Descendants of Dred Scott and Chief Justice Taney gathered to witness the Supreme Court reaffirm birthright citizenship. It's a win, but it exposed how fragile democracy is when one branch has no guardrails.

July 7, 2026 ยท Source: NPR

Last week, the Supreme Court did something right. In a landmark decision, Chief Justice John Roberts and a majority of the court reaffirmed what the 14th Amendment made clear after the Civil War: almost all babies born on U.S. soil are American citizens. That should not have been a close call. But it nearly was.

Here's what made this moment matter: President Trump had tried to erase birthright citizenship with an executive order when he returned to the White House in 2025. He nearly succeeded. Three conservative justices, including Clarence Thomas, dissented from the majority, arguing the 14th Amendment applied only to freed slaves and their immediate children, not to everyone born here today.

That's not a legal argument. That's rewriting history to fit a political goal.

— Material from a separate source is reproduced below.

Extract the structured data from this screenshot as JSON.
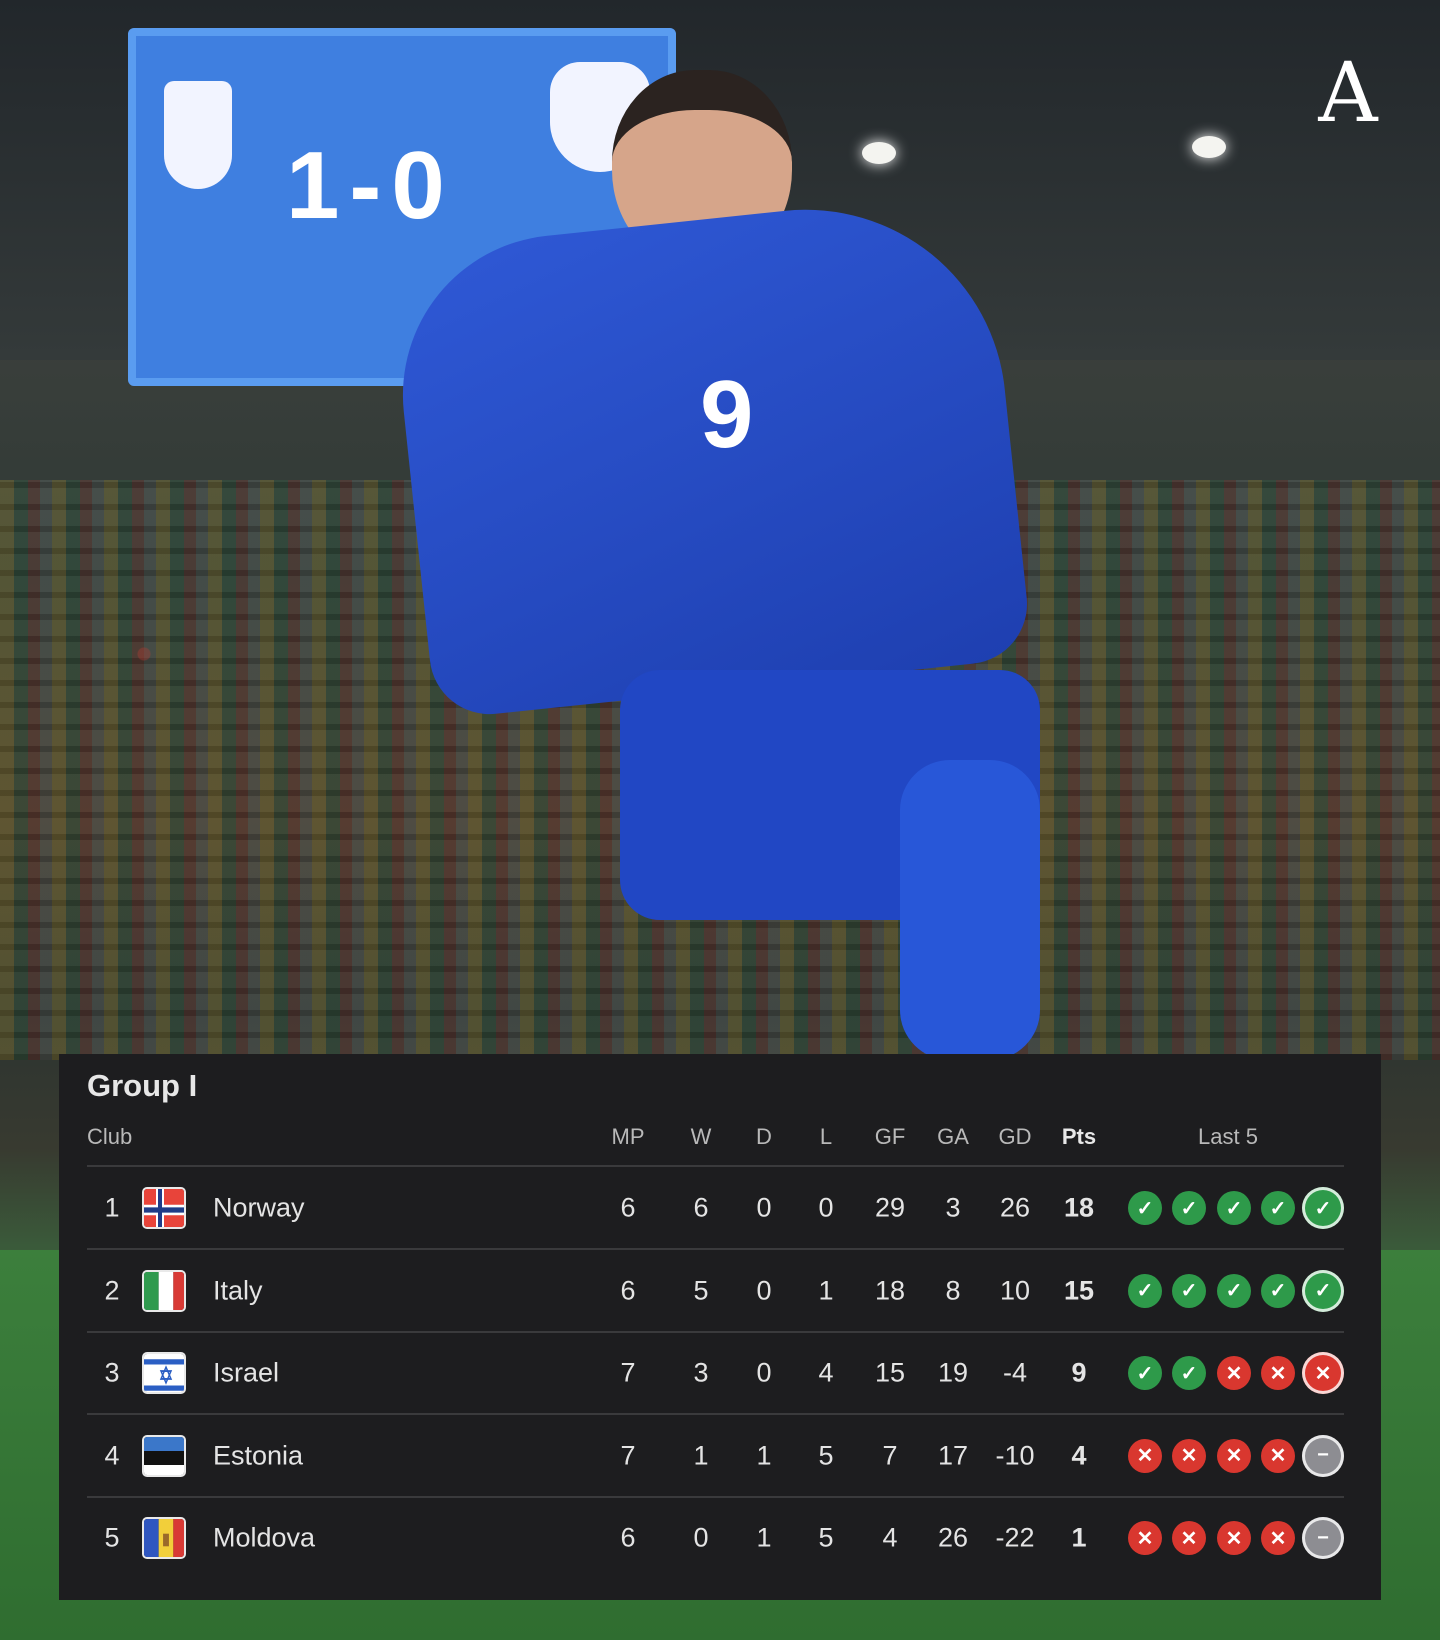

The article captures something powerful: descendants of Dred Scott and of Chief Justice Roger Taney gathered at a church near the Supreme Court to witness this ruling. Taney wrote the 1857 decision that declared enslaved people had no citizenship rights and were "altogether unfit to associate with the white race." That decision helped spark the Civil War. His great-great-grandnephew now carries the weight of that legacy. Scott's great-great-granddaughter carries the weight of fighting to overturn it.

The fact that we came this close to letting one person dismantle 170 years of constitutional protection, by executive order, with three justices ready to sign off, tells you everything you need to know about why the Supreme Court is broken.

Right now, six justices have no term limits. None of them face binding ethics rules. The court has no meaningful accountability to anyone. When an institution this powerful operates with zero guardrails, democracy doesn't stand a chance.

This ruling was a victory. But it was also a warning.